For instance: not having an effective cost management can greatly affect profits and business processes. To prevent such serious issues, advanced training in this field can help to manage costs for increased return on investment. Eventually, employees will be able to make the best financial decisions. This will surely help businesses in strategic planning as well as decision making. Here are some of the financial metrics which can significantly help in this process:

Cash Flow             
The cash flow helps to measure of the firm’s financial position and shows how efficiently its financial resources are being utilized to generate additional cash for future investments. 
KeithTurner QuickSilver Funding Solutions gives a clear indication of the net cash available after deducting the investments and working capital increases from the firm’s operating cash flow. This metric can be used when they anticipate substantial capital expenditures in the near future or follow-through for implemented projects.



Economic Value
Management has the responsibility to make efficient and timely decisions to expand businesses that increase the firm’s economic value and to implement remedial actions in those that are destroying its value. This can be determined by deducting the operating capital cost from the net income. Organizations usually set economic value-added goals to measure their businesses’ value contributions and enhance the resource allocation process.

Asset Management
This involves the proper management of current assets and current liabilities, turnovers and the enhanced management of its working capital and cash conversion cycle. This practice can be used by companies mostly when their operating performance falls behind industry benchmarks or benchmarked companies.

Profitability Ratios
Profitability ratios are a measure of the operational efficiency of a firm and also indicate inefficient areas that require corrective actions by management. Basically, they measure profit relationships with sales, total assets and net worth. Keith Turner QuickSilver Funding Solutions says It is a good thing for companies to set profitability ratio goals when they need to operate more effectively and pursue improvements in their value-chain activities.

Growth
Growth indices help in evaluating sales and market share growth and determine the acceptable trade-off of growth with respect to reductions in cash flows, profit margins and returns on investment. Usually, growth drains cash and reserve borrowing funds, and sometimes, aggressive asset management is required to ensure sufficient cash and limited borrowing. Hence, companies must set growth index goals when growth rates have lagged behind the industry norms or when they have high operating leverage.

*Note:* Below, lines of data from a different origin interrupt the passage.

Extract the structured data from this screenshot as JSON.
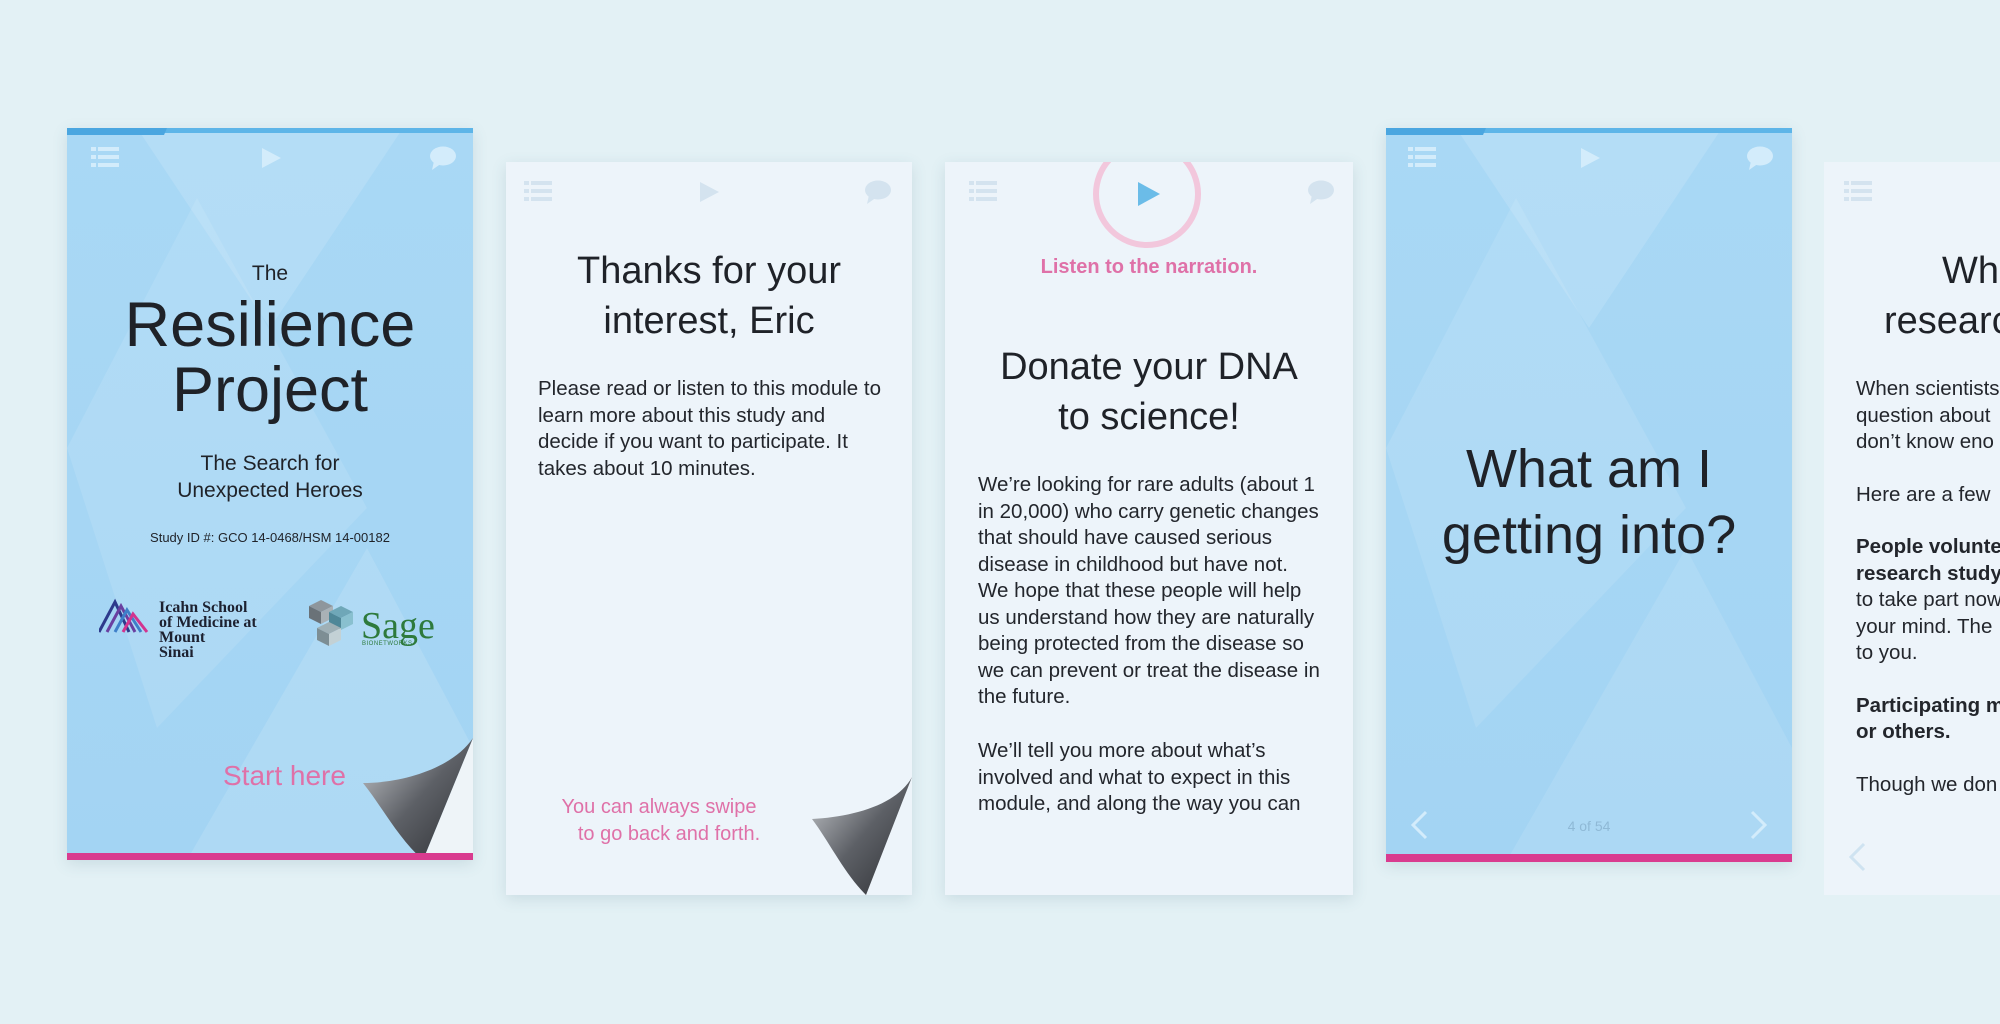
{
  "card1": {
    "the": "The",
    "title_line1": "Resilience",
    "title_line2": "Project",
    "subtitle_line1": "The Search for",
    "subtitle_line2": "Unexpected Heroes",
    "study_id": "Study ID #: GCO 14-0468/HSM 14-00182",
    "logo_sinai_line1": "Icahn School",
    "logo_sinai_line2": "of Medicine at",
    "logo_sinai_line3": "Mount",
    "logo_sinai_line4": "Sinai",
    "logo_sage": "Sage",
    "logo_sage_sub": "BIONETWORKS",
    "start_label": "Start here"
  },
  "card2": {
    "heading_line1": "Thanks for your",
    "heading_line2": "interest, Eric",
    "body": "Please read or listen to this module to learn more about this study and decide if you want to participate. It takes about 10 minutes.",
    "swipe_line1": "You can always swipe",
    "swipe_line2": "to go back and forth."
  },
  "card3": {
    "listen_label": "Listen to the narration.",
    "heading_line1": "Donate your DNA",
    "heading_line2": "to science!",
    "para1": "We’re looking for rare adults (about 1 in 20,000) who carry genetic changes that should have caused serious disease in childhood but have not. We hope that these people will help us understand how they are naturally being protected from the disease so we can prevent or treat the disease in the future.",
    "para2": "We’ll tell you more about what’s involved and what to expect in this module, and along the way you can"
  },
  "card4": {
    "heading_line1": "What am I",
    "heading_line2": "getting into?",
    "page_indicator": "4 of 54"
  },
  "card5": {
    "heading_line1": "Wh",
    "heading_line2": "researc",
    "para1_line1": "When scientists",
    "para1_line2": "question about",
    "para1_line3": "don’t know eno",
    "para2": "Here are a few",
    "bold1_line1": "People volunte",
    "bold1_line2": "research study",
    "para3_line1": "to take part now",
    "para3_line2": "your mind. The",
    "para3_line3": "to you.",
    "bold2_line1": "Participating m",
    "bold2_line2": "or others.",
    "para4": "Though we don"
  },
  "colors": {
    "accent_pink": "#df71a8",
    "bar_magenta": "#d93b8f",
    "sky_blue": "#a9d8f5",
    "top_bar_blue": "#5db5e8"
  },
  "icons": [
    "menu-icon",
    "play-icon",
    "chat-bubble-icon",
    "page-curl-icon",
    "chevron-left-icon",
    "chevron-right-icon"
  ]
}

Risk Assessment and Management
One of the major concerns of companies is to address key uncertainties by identifying, measuring, and controlling its existing risks in corporate governance and regulatory compliance, the likelihood of their occurrence, and their economic impact. From there, a process must be implemented to mitigate the causes and effects of those risks. These assessments should be made when companies anticipate greater uncertainty in their business or when there is a need to enhance their risk culture.



Optimizing Tax
It is important for business units to manage the level of tax liability undertaken in conducting business and to understand that mitigating risk also reduces expected taxes. Besides, new initiatives, acquisitions, and product development projects must be weighed against their tax implications and net after-tax contribution to the firm’s value. Generally, performance must, whenever possible, be measured on an after-tax basis. It is wise for global companies to adopt this measure especially when operating in different tax environments, where they are able to take advantage of inconsistencies in tax regulations.